More specifically, Blumenthal and other Senate Democrats want to revisit the recently passed JOBS Act, which loosened regulations on IPOs for “emerging companies,” reducing their disclosure requirements to investors. Facebook was too large to qualify as an “emerging company,” but JOBS Act opponents think it strengthens their case that companies need to provide more, not less, information to retail investors.

“Effective capital markets require transparency and accountability, not one set of rules for insiders and another for the rest of us,” Sen. Sherrod Brown (D-Ohio) said in a statement last week. “The conduct in this highly publicized IPO only reinforces that the Senate was mistaken in voting to remove oversight from approximately 98 percent of all IPOs — for companies making less than $1 billion per year.”
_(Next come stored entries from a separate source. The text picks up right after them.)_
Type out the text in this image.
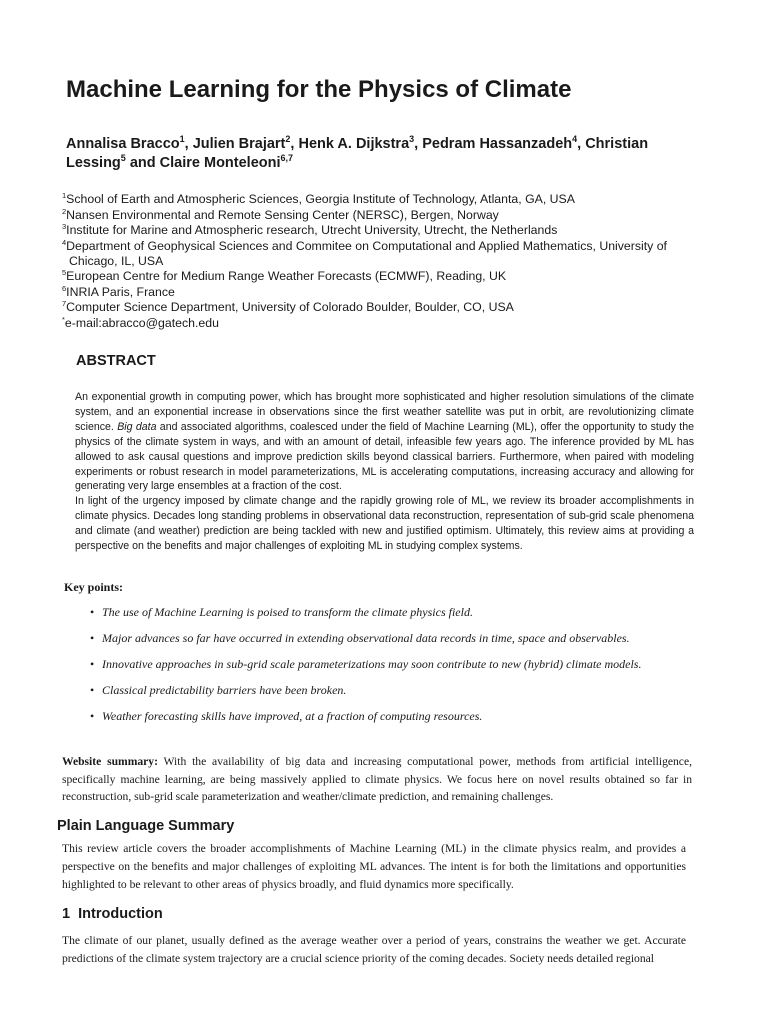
Machine Learning for the Physics of Climate
Annalisa Bracco$^1$, Julien Brajart$^2$, Henk A. Dijkstra$^3$, Pedram Hassanzadeh$^4$, Christian Lessing$^5$ and Claire Monteleoni$^{6,7}$
$^1$School of Earth and Atmospheric Sciences, Georgia Institute of Technology, Atlanta, GA, USA
$^2$Nansen Environmental and Remote Sensing Center (NERSC), Bergen, Norway
$^3$Institute for Marine and Atmospheric research, Utrecht University, Utrecht, the Netherlands
$^4$Department of Geophysical Sciences and Commitee on Computational and Applied Mathematics, University of
Chicago, IL, USA
$^5$European Centre for Medium Range Weather Forecasts (ECMWF), Reading, UK
$^6$INRIA Paris, France
$^7$Computer Science Department, University of Colorado Boulder, Boulder, CO, USA
*e-mail:abracco@gatech.edu
ABSTRACT

An exponential growth in computing power, which has brought more sophisticated and higher resolution simulations of the climate system, and an exponential increase in observations since the first weather satellite was put in orbit, are revolutionizing climate science. Big data and associated algorithms, coalesced under the field of Machine Learning (ML), offer the opportunity to study the physics of the climate system in ways, and with an amount of detail, infeasible few years ago. The inference provided by ML has allowed to ask causal questions and improve prediction skills beyond classical barriers. Furthermore, when paired with modeling experiments or robust research in model parameterizations, ML is accelerating computations, increasing accuracy and allowing for generating very large ensembles at a fraction of the cost.

In light of the urgency imposed by climate change and the rapidly growing role of ML, we review its broader accomplishments in climate physics. Decades long standing problems in observational data reconstruction, representation of sub-grid scale phenomena and climate (and weather) prediction are being tackled with new and justified optimism. Ultimately, this review aims at providing a perspective on the benefits and major challenges of exploiting ML in studying complex systems.

Key points:
• The use of Machine Learning is poised to transform the climate physics field.
• Major advances so far have occurred in extending observational data records in time, space and observables.
• Innovative approaches in sub-grid scale parameterizations may soon contribute to new (hybrid) climate models.
• Classical predictability barriers have been broken.
• Weather forecasting skills have improved, at a fraction of computing resources.

Website summary: With the availability of big data and increasing computational power, methods from artificial intelligence, specifically machine learning, are being massively applied to climate physics. We focus here on novel results obtained so far in reconstruction, sub-grid scale parameterization and weather/climate prediction, and remaining challenges.

Plain Language Summary

This review article covers the broader accomplishments of Machine Learning (ML) in the climate physics realm, and provides a perspective on the benefits and major challenges of exploiting ML advances. The intent is for both the limitations and opportunities highlighted to be relevant to other areas of physics broadly, and fluid dynamics more specifically.

1 Introduction

The climate of our planet, usually defined as the average weather over a period of years, constrains the weather we get. Accurate predictions of the climate system trajectory are a crucial science priority of the coming decades. Society needs detailed regional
Blumenthal said he plans to push for a hearing on the subject when the Senate returns next week. “I voted against the JOBS Act, and the Facebook IPO may be Exhibit A why we need to revisit some of the issues that were given so little attention,” he said.

Like their Democratic counterparts, Republicans have received briefings on the IPO from regulators and company executives, but they have remained relatively quiet about concerns on the issue. Neither the office of House Financial Services Chairman Spencer Bachus (R-Ala.) nor that of Sen. Richard Shelby (R-Ala.), the top Republican on the Senate Banking Committee, provided comment on the issue.

Facebook can’t publicly comment due to a mandatory 40-day quiet period after the IPO. Morgan Stanley suggests that some of the criticism was sour grapes from poorly informed investors. “People who thought they were buying this stock so they could get an enormous pop were both naive and ordered [shares] under the wrong pretenses,” chief executive James Gorman said Thursday on CNBC. “I’m confident that we followed exactly the procedures we follow.”

In fact, some of the IPO’s biggest critics on the Hill agree that Morgan Stanley was likely playing by the rules. After meeting with the SEC to discuss the issue, one Democratic Hill staffer said that “the takeaway I got from talking to them is that a lot of what happened wasn’t necessarily illegal under securities law.” But, he added, “It feels wrong, from an egalitarian standpoint.”